Seated in the stands were two Indian Army officers from the Indian Embassy. As a few people around them made derogatory remarks about India, the two officers protested vehemently, and it almost reached the point of a physical confrontation. The security men had to intervene and separate the two groups.
It was not the end of the drama. After India registered a dominant 2-1 victory and the medal ceremony was over, two players of the playing eleven, Tulsidas Balaram and Fortunato Franco, didn’t board the team bus and decided to walk to the Games Village through the crowd with the medals hanging from their necks. Their idea was to directly take on the anti-India slogan shouters.
Fortunately, the duo reached the Games Village safely. All these facts could have added more punch to the story of India’s historic triumph.

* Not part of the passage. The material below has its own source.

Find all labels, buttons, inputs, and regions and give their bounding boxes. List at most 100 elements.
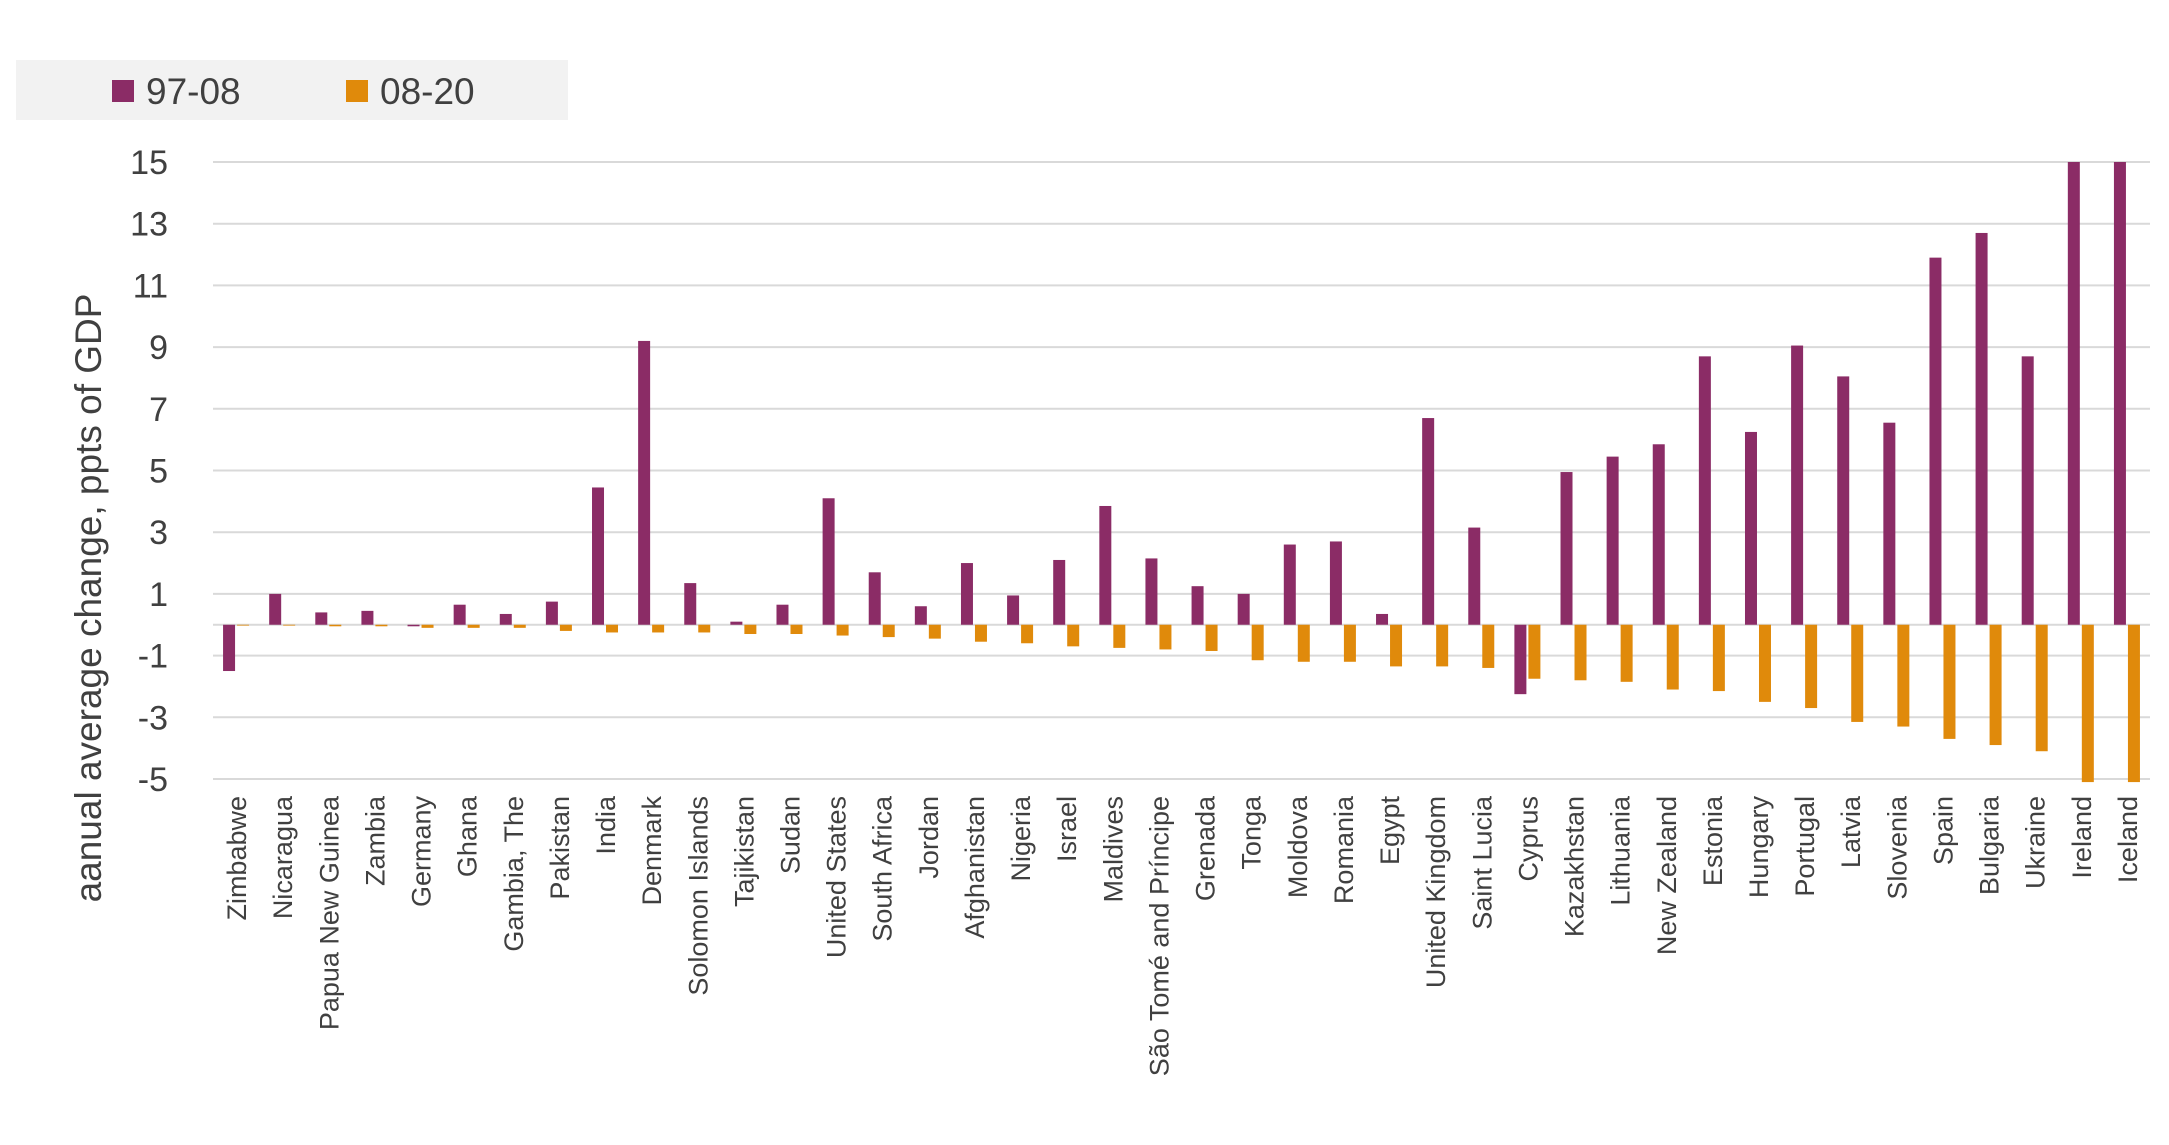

Jarnail Singh has been projected as a typified Sikh youngster, happy-go-lucky, yet immensely courageous. In Jakarta, he was more than what has been shown; he was the chief executor of Rahim’s plans. An established stopper back, Jarnail was suddenly converted into a centre-forward by Rahim for the semi-finals and the final. With 10 stitches on his head from the injury he suffered against Thailand, Jarnail scored brilliant goals in both matches. It was, perhaps, the greatest deed of an Indian footballer in the international arena and the biggest masterstroke of Rahim, who could turn anything he touched into gold.
There are a series of factual errors in the movie for no apparent reason. That India trailed by a goal in the final and conceded a fictional penalty does not really add to the drama. Does it sound mundane to say India dominated the match and pumped in two goals within 20 minutes? Was it fair to say that the legendary Arun Ghosh (who is still with us) scored an own goal (which was never there) in an Olympic encounter? Once again, kudos to the director for highlighting this phase of Indian football. But given his proven competence, he could have done better.